We must also realize that when the Cappadocian Fathers presented the Church with the doctrine of the Trinity they did not present it with a formula designed to express that doctrine permanently. There is no universally recognised formula expressing the doctrine of the Trinity, for the Athanasian Creed, which has such a formula, is not an ecumenical creed. The theologians of the fourth century, though they were quite ready to countenance creeds, did not have the same intense addiction to precise formulae as later ages had, nor the same insistence on precise accuracy as we have. Auxentius of Milan could say that the creed which he had probably met for the first time when he became bishop of Milan was what he had learnt from his youth up; he was referring to the content, not to the words. The fact that the members of the council of Constantinople of 381 could regard themselves as reproducing in the creed which they adopted the original formula of 325, which we would regard as a very different document, speaks for itself. At one point Gregory of Nazianzus, in a letter defending Basil against the charge of refusing to acknowledge openly the divinity of the Holy Spirit, states explicitly that it is not the words that count but the meaning which they convey. The Cappadocians cannot be accused of spinning theological formulations simply for the sake of creating ever new Greek metaphysical instructions. They were very well aware, as was Athanasius, of the inadequacy of language to express thought about God. It was one of hte lessons learnt during the course of the controversy. What the Cappadocians conteded for was the shape of Trinitarian doctrine, not for an particular formulation of it. They were emphatically not fighting for a creed, but for a doctrine. That doctrine has since been expressed in different ways by later theologicans, by, for instance, Augustine, Thomas Aquinas, Gregory Palamas, John Calvin, and Karl Barth, but it remains the same doctrine.

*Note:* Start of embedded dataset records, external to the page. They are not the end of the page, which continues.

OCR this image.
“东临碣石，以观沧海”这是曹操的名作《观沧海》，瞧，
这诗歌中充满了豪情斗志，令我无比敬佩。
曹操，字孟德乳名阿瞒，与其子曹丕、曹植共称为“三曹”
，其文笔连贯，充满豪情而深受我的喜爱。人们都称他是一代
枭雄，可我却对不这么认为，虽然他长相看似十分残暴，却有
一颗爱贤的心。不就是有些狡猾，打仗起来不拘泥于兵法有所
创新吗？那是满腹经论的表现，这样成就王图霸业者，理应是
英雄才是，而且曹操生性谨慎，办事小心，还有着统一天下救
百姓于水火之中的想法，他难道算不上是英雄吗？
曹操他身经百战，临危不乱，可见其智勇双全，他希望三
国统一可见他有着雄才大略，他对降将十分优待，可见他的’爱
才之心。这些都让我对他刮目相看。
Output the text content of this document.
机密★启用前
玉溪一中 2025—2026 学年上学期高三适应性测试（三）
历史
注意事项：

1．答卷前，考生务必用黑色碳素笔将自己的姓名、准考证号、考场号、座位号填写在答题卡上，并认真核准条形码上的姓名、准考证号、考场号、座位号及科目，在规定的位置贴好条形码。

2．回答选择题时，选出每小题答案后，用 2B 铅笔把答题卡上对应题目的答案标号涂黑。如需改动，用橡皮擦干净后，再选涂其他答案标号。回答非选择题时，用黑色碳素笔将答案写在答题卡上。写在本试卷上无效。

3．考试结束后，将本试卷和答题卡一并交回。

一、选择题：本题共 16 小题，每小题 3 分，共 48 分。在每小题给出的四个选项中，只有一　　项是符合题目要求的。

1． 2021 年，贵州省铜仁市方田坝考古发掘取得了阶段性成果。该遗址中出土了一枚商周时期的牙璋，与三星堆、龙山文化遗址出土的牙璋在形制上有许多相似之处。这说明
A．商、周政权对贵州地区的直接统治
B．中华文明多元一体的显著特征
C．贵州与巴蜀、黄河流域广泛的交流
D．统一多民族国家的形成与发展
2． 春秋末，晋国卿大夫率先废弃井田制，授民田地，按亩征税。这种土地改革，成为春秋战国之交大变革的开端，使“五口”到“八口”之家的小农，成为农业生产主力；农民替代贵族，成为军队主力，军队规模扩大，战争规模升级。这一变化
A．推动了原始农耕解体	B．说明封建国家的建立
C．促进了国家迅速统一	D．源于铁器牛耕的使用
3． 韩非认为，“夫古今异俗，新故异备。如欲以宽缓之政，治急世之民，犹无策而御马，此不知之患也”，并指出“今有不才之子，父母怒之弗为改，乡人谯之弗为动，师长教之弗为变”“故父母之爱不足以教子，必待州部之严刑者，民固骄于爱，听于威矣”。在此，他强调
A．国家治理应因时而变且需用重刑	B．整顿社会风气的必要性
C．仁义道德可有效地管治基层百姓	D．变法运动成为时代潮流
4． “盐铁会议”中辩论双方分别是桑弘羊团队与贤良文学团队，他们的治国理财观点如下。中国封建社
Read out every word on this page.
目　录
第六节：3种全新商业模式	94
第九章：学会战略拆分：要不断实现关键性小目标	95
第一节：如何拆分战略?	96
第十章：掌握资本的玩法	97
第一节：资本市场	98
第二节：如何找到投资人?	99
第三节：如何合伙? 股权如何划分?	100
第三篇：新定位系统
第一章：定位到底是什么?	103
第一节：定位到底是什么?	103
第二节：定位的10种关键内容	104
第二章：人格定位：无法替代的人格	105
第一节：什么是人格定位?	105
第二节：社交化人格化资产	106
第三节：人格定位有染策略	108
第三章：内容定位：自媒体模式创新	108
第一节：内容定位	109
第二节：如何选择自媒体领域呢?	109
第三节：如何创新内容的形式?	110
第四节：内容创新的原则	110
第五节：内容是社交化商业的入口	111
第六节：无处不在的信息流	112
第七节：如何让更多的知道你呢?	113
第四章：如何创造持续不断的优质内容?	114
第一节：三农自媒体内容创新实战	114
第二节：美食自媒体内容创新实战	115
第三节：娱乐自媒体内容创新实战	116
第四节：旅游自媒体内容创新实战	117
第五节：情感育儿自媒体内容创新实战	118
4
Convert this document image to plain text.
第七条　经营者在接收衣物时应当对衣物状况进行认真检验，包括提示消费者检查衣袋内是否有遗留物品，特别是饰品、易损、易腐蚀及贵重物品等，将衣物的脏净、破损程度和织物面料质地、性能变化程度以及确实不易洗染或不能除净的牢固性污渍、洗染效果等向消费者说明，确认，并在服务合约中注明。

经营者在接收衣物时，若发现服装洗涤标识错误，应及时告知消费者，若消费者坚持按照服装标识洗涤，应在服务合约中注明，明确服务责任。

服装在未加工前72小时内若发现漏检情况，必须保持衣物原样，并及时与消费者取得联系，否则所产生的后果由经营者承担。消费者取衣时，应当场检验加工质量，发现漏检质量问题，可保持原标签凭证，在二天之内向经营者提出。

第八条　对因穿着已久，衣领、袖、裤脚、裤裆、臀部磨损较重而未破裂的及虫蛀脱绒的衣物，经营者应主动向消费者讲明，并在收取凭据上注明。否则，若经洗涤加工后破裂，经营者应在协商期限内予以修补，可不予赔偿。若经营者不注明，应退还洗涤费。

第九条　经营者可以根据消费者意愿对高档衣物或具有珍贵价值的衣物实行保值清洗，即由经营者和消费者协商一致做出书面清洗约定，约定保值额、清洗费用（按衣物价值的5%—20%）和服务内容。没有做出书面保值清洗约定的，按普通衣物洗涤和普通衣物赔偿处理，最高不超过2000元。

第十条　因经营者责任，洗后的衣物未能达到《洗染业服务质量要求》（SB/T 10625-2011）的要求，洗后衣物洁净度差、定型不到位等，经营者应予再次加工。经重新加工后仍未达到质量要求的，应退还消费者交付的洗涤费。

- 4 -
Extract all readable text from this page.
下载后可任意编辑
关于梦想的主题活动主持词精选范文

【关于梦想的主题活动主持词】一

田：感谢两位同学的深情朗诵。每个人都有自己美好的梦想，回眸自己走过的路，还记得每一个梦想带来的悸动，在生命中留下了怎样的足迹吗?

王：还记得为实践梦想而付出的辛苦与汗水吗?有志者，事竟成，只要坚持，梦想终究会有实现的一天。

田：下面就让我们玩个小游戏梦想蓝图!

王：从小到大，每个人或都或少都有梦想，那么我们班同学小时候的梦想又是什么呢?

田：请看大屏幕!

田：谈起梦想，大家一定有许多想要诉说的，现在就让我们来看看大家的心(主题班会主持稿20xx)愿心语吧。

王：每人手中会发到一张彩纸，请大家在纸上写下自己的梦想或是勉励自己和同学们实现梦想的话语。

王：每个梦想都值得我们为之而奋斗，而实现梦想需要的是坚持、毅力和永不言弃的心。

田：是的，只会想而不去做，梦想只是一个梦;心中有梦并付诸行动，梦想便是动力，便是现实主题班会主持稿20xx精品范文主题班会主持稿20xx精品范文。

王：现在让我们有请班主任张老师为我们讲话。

Last of all, we must ask whether this doctrine of the Holy Trinity, achieved after so long and trying an experience of controversy, heart-searching and vicissitude, was an interpretation of the Bible, or whether it should rather be regarded as a development. If, as I think, we can answer the question originally asked in this paper by saying that the journey was necessary, we must decide what sort of a journey it was. Of course the doctrine of the Trinity was in a sense an interpretation of the Bible. It began as an attempt to answer the question, how divine is Jesus Christ?, and went on to decide whether God has communicated himself or not. Neither of these questions lie directly on the surface of the Bible, though they are both raised if the Bible’s contents are studied with care and in depth; the Bible does not directly answer either. The question we deal with here is ultimately that which Newman raised, but did not find an answer, in his Essay on the Development of Christian Doctrine. I think that a consideration of the whole history of the gradual formation of this doctrine must convince students of the subject that the doctrine of the Trinity is a development, and a development which in its shape, is true and authentic. Christians can honestly worship Jesus Christ and also honestly declare that they are monotheists, but only if they adopt a concept of God which has a Trinitarian shape. When they profess this doctrine they are not saying precisely what Mark in his first chapter and Paul in the first of Romans were saying, though in different words, just that and nothing more. Time and trial and long thought and ventures into speculation and even into error, both aided and hindered by non-biblical thought, have taught the Church something about the implicatrions of its faith, have assisted towards the gradual unfolding and uncovering of the basic drive and genius and spirit of Christianity here. Development has meant discovery.